How do good habits form?

On average, it takes about 3 months for a positive habit formation to take root and become an automatic part of your routine, Frontiers in Psychology reports. The more you perform these actions on a deliberate, consistent basis in that three-month period, the stronger your impulse will be to subconsciously continue this practice over the long term.

Just like the muscle memory that builds when you do a recurrent physical exercise, the brain also associates frequency with permanence. If you want a productive habit to stick, repetition is crucial.

The other part of habit formation is being able to identify current habits that do not serve your goals so that you can change them. Habits can become ingrained, but they are not fixed, immovable entities.

In order to successfully eliminate a negative habit, you must replace it with a different, more constructive behavior. Below are a few simple ways to achieve this.

Notice what influences the habit you want to change.

All behaviors are initiated by a cue or stimuli. When you feel the urge to act on a habit, pay attention to the why behind this urge.

For example, if you want to break the habit of scrolling on social media, ask yourself what drives the impulse to open those apps in the first place.

Are you looking for a sense of connection? Do you need an escape or distraction from stressful obligations?

Once you know the root cause of a habit, you’ll be self-aware enough to take another action the next time you feel the urge.

Identify patterns in your routine built around this habit.

Routines are the outcome of habitual behaviors. Look for recurring patterns in your routine that were created by the habit you want to change.

Let’s assume your objective is to stop turning on the TV while you work. Is there a sequence in your current routine that leads to this behavior? Do you watch an episode of a certain show on your lunch break, then forget to power down the TV before returning to your job? Rewire this pattern by turning off the show after just one episode or initiating another lunch break activity.

Link the habit change to a reward that will motivate you.

Whether they’re positive or negative in nature, all habits satisfy a craving.

For example, the habit of snoozing your alarm satisfies the craving to sneak in a few more minutes of rest before tackling a busy schedule. When that craving is met, the brain’s reward center activates, releasing the pleasure chemical dopamine, Frontiers in Psychiatry explains.

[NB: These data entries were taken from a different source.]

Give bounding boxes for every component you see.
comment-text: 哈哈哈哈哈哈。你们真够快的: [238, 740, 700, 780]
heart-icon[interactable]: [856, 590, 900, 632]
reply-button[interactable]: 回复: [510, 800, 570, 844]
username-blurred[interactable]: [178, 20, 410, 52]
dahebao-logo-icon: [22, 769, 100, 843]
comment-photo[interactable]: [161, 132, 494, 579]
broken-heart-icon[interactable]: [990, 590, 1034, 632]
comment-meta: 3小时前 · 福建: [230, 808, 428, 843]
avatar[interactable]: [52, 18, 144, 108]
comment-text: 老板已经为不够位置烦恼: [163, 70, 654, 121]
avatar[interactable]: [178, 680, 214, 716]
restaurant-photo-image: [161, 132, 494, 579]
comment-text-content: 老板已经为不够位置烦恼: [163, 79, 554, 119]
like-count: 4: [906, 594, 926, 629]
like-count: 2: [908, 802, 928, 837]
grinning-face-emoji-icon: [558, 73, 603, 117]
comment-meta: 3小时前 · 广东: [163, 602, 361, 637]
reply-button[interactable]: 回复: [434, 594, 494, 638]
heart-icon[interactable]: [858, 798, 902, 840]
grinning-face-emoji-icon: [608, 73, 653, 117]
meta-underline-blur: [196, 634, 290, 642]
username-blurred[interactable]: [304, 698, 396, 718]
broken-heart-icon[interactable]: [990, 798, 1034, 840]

That neurological process connects the habit to the reward, telling you to repeat it. So to change a habit, associate the new behavior with its own rewarding outcome: if I wake up when my alarm goes off, I will finish my tasks faster and earlier in the day.

Make good work habits part of your routine

No matter how many items are on your to-do list, productive habits can streamline your workflow and help you accomplish them more effectively.

This will supercharge your performance and enable you to build a routine that supports your goals, increases your motivation, bolsters your progress, and furthers your success.

It’s a simple strategy—like all the small hacks we analyze in The Productivity Box each month—yet it can make all the difference.